Dyche is thought to be keen on signing Swansea’s Sam Clucas, a player he tried to buy from Hull, and West Brom’s relegation has also opened up the possibility of bringing Jay Rodriguez back to Turf Moor.

Those are exactly the type of players Burnley would have been looking to buy without the added attraction of European football or a lofty place in the league, so no one could accuse Dyche of harbouring delusions of grandeur. “Exactly right,” he says.

“A club like this one – and there are a few more of us in the Premier League – almost has to go back to the start point at the beginning of each season and remodel it all again. Not many people at the start of last season thought we would finish seventh, and reaching Europe has to be recognised as a massive jump for a club like ours, but our challenge remains the same.

“We would like to establish ourselves as a regular Premier League team, someone you just get used to being around year after year, and we are not there yet. We are not big or bold enough to be making grandiose statements about what we are going to do, just staying in the Premier League is always our start point. Only a start point, though. We would like to keep progressing and you have to be careful not to set your goals too low.”

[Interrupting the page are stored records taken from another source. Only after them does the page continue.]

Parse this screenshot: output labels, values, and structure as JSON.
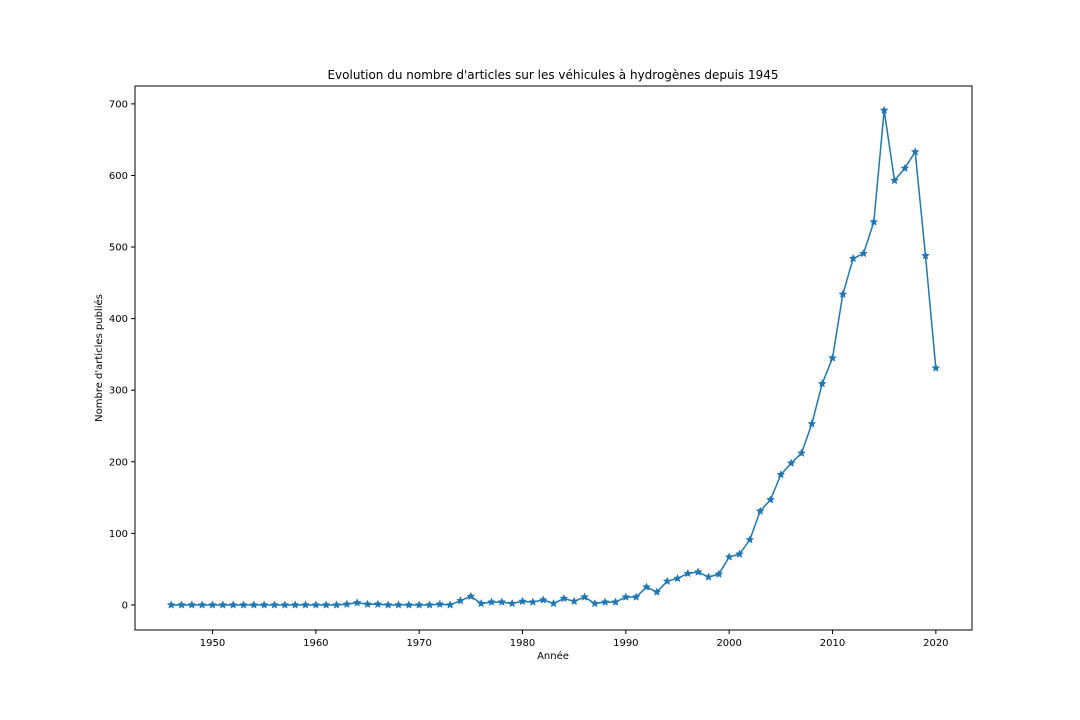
{
  "chart_data": {
    "type": "line",
    "title": "Evolution du nombre d'articles sur les véhicules à hydrogènes depuis 1945",
    "xlabel": "Année",
    "ylabel": "Nombre d'articles publiés",
    "xlim": [
      1942.5,
      2023.5
    ],
    "ylim": [
      -35,
      725
    ],
    "xticks": [
      1950,
      1960,
      1970,
      1980,
      1990,
      2000,
      2010,
      2020
    ],
    "yticks": [
      0,
      100,
      200,
      300,
      400,
      500,
      600,
      700
    ],
    "grid": false,
    "marker": "star",
    "line_color": "#1f77b4",
    "series": [
      {
        "x": [
          1946,
          1947,
          1948,
          1949,
          1950,
          1951,
          1952,
          1953,
          1954,
          1955,
          1956,
          1957,
          1958,
          1959,
          1960,
          1961,
          1962,
          1963,
          1964,
          1965,
          1966,
          1967,
          1968,
          1969,
          1970,
          1971,
          1972,
          1973,
          1974,
          1975,
          1976,
          1977,
          1978,
          1979,
          1980,
          1981,
          1982,
          1983,
          1984,
          1985,
          1986,
          1987,
          1988,
          1989,
          1990,
          1991,
          1992,
          1993,
          1994,
          1995,
          1996,
          1997,
          1998,
          1999,
          2000,
          2001,
          2002,
          2003,
          2004,
          2005,
          2006,
          2007,
          2008,
          2009,
          2010,
          2011,
          2012,
          2013,
          2014,
          2015,
          2016,
          2017,
          2018,
          2019,
          2020
        ],
        "y": [
          0,
          0,
          0,
          0,
          0,
          0,
          0,
          0,
          0,
          0,
          0,
          0,
          0,
          0,
          0,
          0,
          0,
          1,
          3,
          1,
          1,
          0,
          0,
          0,
          0,
          0,
          1,
          0,
          6,
          12,
          2,
          4,
          4,
          2,
          5,
          4,
          7,
          2,
          9,
          5,
          11,
          2,
          4,
          4,
          11,
          11,
          25,
          18,
          33,
          37,
          44,
          46,
          39,
          43,
          67,
          71,
          91,
          131,
          147,
          182,
          198,
          212,
          253,
          309,
          345,
          434,
          484,
          491,
          535,
          691,
          593,
          610,
          633,
          488,
          331
        ]
      }
    ]
  }
}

Everton came a cropper in the Europa League after finishing seventh the season before last, though Dyche is undaunted. “There was quite a big shift in players at Everton at the start of last season, and that could be one of the reasons,” he argues. “It is never easy to build a new team in a relatively short space of time.”

What does make him wary is the fate of Stoke and West Brom last season, two teams few if any people would have marked down as relegation candidates. “I don’t think anyone was going around this time last year tipping those two to struggle,” he says. “It just shows that for the majority of clubs, by which I mean practically anyone outside the top six, remaining in the Premier League is not a given. I don’t mean to be negative, that’s just the reality.

“It’s hard work just standing still in this league, and that applies to everyone. Even right at the top, if the results don’t come, the sack will surely follow. That’s just the way football works. I don’t think there is a single manager out there who is unsackable, the way Brian Clough was at Nottingham Forest. In fact I think he may have been the last.

“Arsène Wenger did incredibly well to last 22 years at Arsenal, being successful all the time in terms of trophies or increasing the club’s revenue, but I’m guessing he was politely eased towards the door at the end. He was eased to a situation that, let’s say, suited the club.

“Everyone’s day comes in football, unless you move out yourself for what you perceive as a better position. All you can do is hope to leave some continuity behind, to leave a structure in place that allows the club to move forward.”